Reserve is a cryptocurrency project. We want money that doesn’t inflate like USD, but isn’t volatile like Bitcoin. Our approach is to bundle stocks, bonds, gold, real estate and more into an index, and use that as money. Imagine buying a bag of groceries and paying with a tiny slice of all the world’s assets!

But we aren’t building that currency directly; we built the Reserve protocol, which lets anyone create a token backed 1:1 by a collection of other tokens in a few minutes, without writing any code. Deciding what you want to back your RToken with is the hard part, and it costs a few hundred dollars in transaction fees to create one. This hassle and cost can be worth it, since you can turn a profit by creating, governing and promoting RTokens.

Until everything is tokenized – which we hope will happen but has many regulatory hurdles standing in the way – the protocol is best used for rolling DeFi assets together to create yield-bearing USD stablecoins and other composite assets. As more assets are tokenized, we envision many competing asset-backed currencies, with some actually being used as money. If the world really likes asset-backed currency, perhaps it could replace the fiat standard.

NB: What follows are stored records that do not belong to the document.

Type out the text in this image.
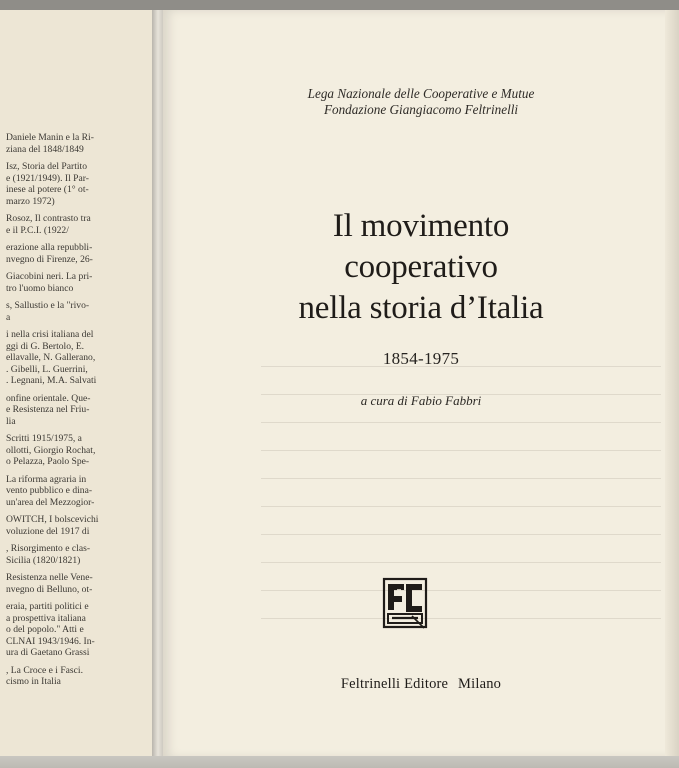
Daniele Manin e la Ri-
ziana del 1848/1849
Isz, Storia del Partito
e (1921/1949). Il Par-
inese al potere (1° ot-
marzo 1972)
Rosoz, Il contrasto tra
e il P.C.I. (1922/
erazione alla repubbli-
nvegno di Firenze, 26-
Giacobini neri. La pri-
tro l'uomo bianco
s, Sallustio e la "rivo-
a
i nella crisi italiana del
ggi di G. Bertolo, E.
ellavalle, N. Gallerano,
. Gibelli, L. Guerrini,
. Legnani, M.A. Salvati
onfine orientale. Que-
e Resistenza nel Friu-
lia
Scritti 1915/1975, a
ollotti, Giorgio Rochat,
o Pelazza, Paolo Spe-
La riforma agraria in
vento pubblico e dina-
un'area del Mezzogior-
OWITCH, I bolscevichi
voluzione del 1917 di
, Risorgimento e clas-
Sicilia (1820/1821)
Resistenza nelle Vene-
nvegno di Belluno, ot-
eraia, partiti politici e
a prospettiva italiana
o del popolo." Atti e
CLNAI 1943/1946. In-
ura di Gaetano Grassi
, La Croce e i Fasci.
cismo in Italia
Lega Nazionale delle Cooperative e Mutue
Fondazione Giangiacomo Feltrinelli
Il movimento
cooperativo
nella storia d’Italia
1854-1975
a cura di Fabio Fabbri
Feltrinelli Editore Milano
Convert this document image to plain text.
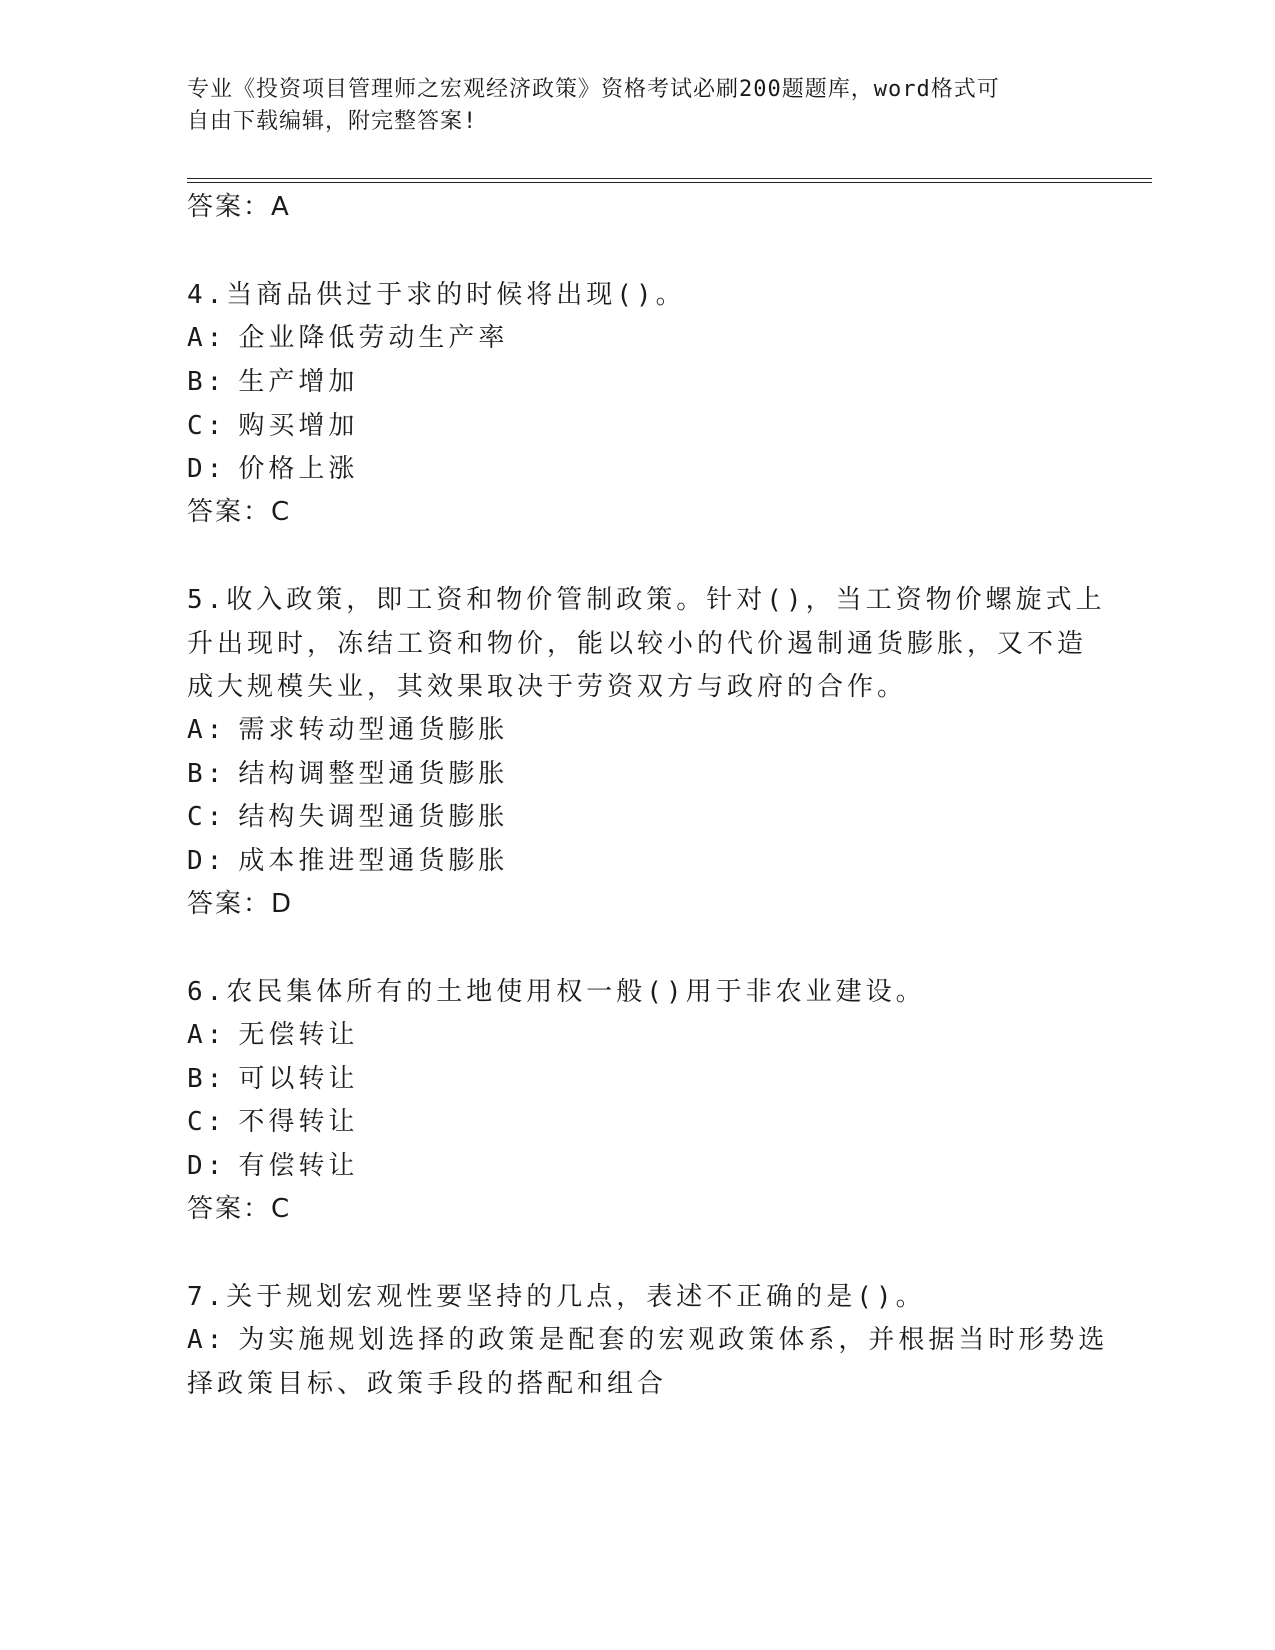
专业《投资项目管理师之宏观经济政策》资格考试必刷200题题库，word格式可
自由下载编辑，附完整答案!
答案：A
4.当商品供过于求的时候将出现()。
A: 企业降低劳动生产率
B: 生产增加
C: 购买增加
D: 价格上涨
答案：C
5.收入政策，即工资和物价管制政策。针对()，当工资物价螺旋式上
升出现时，冻结工资和物价，能以较小的代价遏制通货膨胀，又不造
成大规模失业，其效果取决于劳资双方与政府的合作。
A: 需求转动型通货膨胀
B: 结构调整型通货膨胀
C: 结构失调型通货膨胀
D: 成本推进型通货膨胀
答案：D
6.农民集体所有的土地使用权一般()用于非农业建设。
A: 无偿转让
B: 可以转让
C: 不得转让
D: 有偿转让
答案：C
7.关于规划宏观性要坚持的几点，表述不正确的是()。
A: 为实施规划选择的政策是配套的宏观政策体系，并根据当时形势选
择政策目标、政策手段的搭配和组合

So far the protocol has been implemented in Solidity and deployed on layer 1 Ethereum. You can learn all about it on this website!

So, in other words, cryptocurrency grifter. When you go down the “Our Advisors” section of the About page, of the 11 named, two are also associated with Reserve. None are anybody I’ve heard of in the artificial intelligence world.

The poll conducted by YouGov was “a survey of 1,001 voters nationally using online respondents”—in other words, a spam E-mail poll.

They claim to be a “donor-supported 501(c)3 non-profit” but do not give their registration number, and in the poll press release, claim “With years of experience in the field, AIPI has a deep understanding of AI’s dangers and opportunities.” Can anybody find their registration and see just how many “years of experience in the field” they actually have?

Every great cause begins as a movement, becomes a business, and eventually degenerates into a racket.